Ogni crisi dei social commerciali produce la sua ondata di iscrizioni al fediverso, e ogni ondata si ritira lasciando dietro di sé una percentuale di chi resta. Dopo anni di questo ciclo, la rete federata non assomiglia al «nuovo Twitter» che qualcuno aveva promesso: assomiglia a una infrastruttura pubblica, piccola e stabile, con una popolazione che ha smesso di crescere per moda e ha iniziato a crescere per scelta.
Le istanze italiane sopravvissute hanno due tratti in comune: una comunità con un’identità precisa — un tema, un territorio, una professione — e qualcuno che paga i server con trasparenza, tra donazioni e qualche ente che ci ha messo il bilancio. Dove l’istanza era solo «un posto dove stare», la manutenzione ha vinto sull’entusiasmo e i nodi hanno chiuso.
La novità più solida è istituzionale: enti pubblici e testate che pubblicano sul fediverso non per ideologia ma per controllo — niente algoritmo di mezzo, niente cambi di proprietà che riscrivono le regole, archivi che restano raggiungibili. Per chi fa comunicazione pubblica è una polizza, più che una piazza.

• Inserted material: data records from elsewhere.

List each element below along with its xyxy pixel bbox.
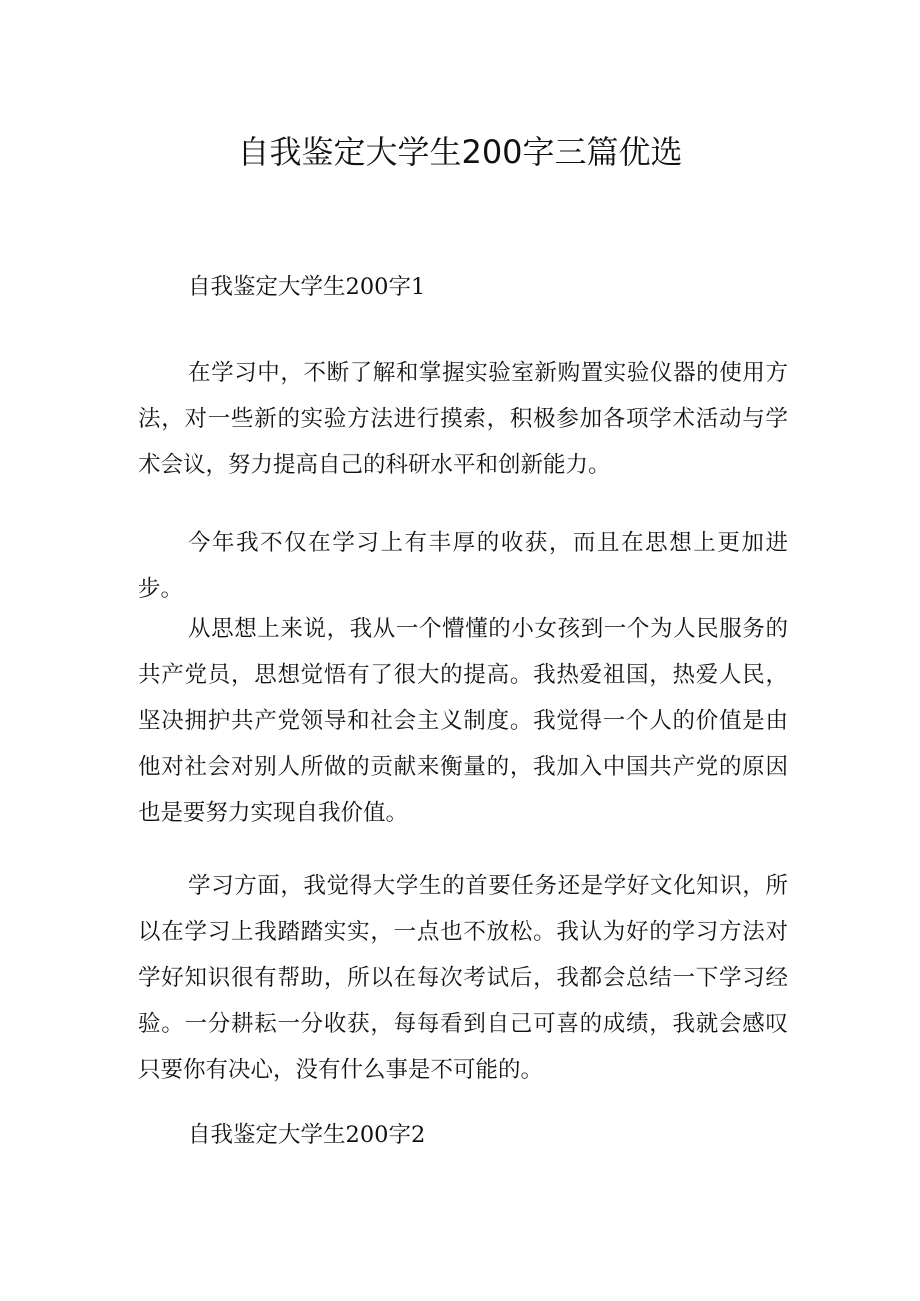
paragraph-4: 学习方面，我觉得大学生的首要任务还是学好文化知识，所以在学习上我踏踏实实，一点也不放松。我认为好的学习方法对学好知识很有帮助，所以在每次考试后，我都会总结一下学习经验。一分耕耘一分收获，每每看到自己可喜的成绩，我就会感叹只要你有决心，没有什么事是不可能的。: [138, 873, 788, 1083]
section-heading-1: 自我鉴定大学生200字1: [188, 274, 426, 300]
paragraph-2: 今年我不仅在学习上有丰厚的收获，而且在思想上更加进步。: [138, 530, 788, 602]
paragraph-1: 在学习中，不断了解和掌握实验室新购置实验仪器的使用方法，对一些新的实验方法进行摸索，积极参加各项学术活动与学术会议，努力提高自己的科研水平和创新能力。: [138, 360, 788, 478]
section-heading-2: 自我鉴定大学生200字2: [188, 1122, 426, 1148]
paragraph-3: 从思想上来说，我从一个懵懂的小女孩到一个为人民服务的共产党员，思想觉悟有了很大的提高。我热爱祖国，热爱人民，坚决拥护共产党领导和社会主义制度。我觉得一个人的价值是由他对社会对别人所做的贡献来衡量的，我加入中国共产党的原因也是要努力实现自我价值。: [138, 616, 788, 826]
page-title: 自我鉴定大学生200字三篇优选: [237, 133, 683, 171]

La moderazione federata resta il punto dolente: ogni istanza decide per sé, le liste di blocco circolano in modo informale, e l’utente medio non capisce perché da un nodo si veda un contenuto e dall’altro no. Gli strumenti migliorano, ma la fatica amministrativa è reale ed è il primo motivo di chiusura delle istanze medie.
Il bilancio, alla fine, è meno epico e più interessante delle profezie: il fediverso non ha sostituito nessuno, ma ha dimostrato che un social può funzionare come un bene comune — a patto di trattarlo come tale, manutenzione compresa.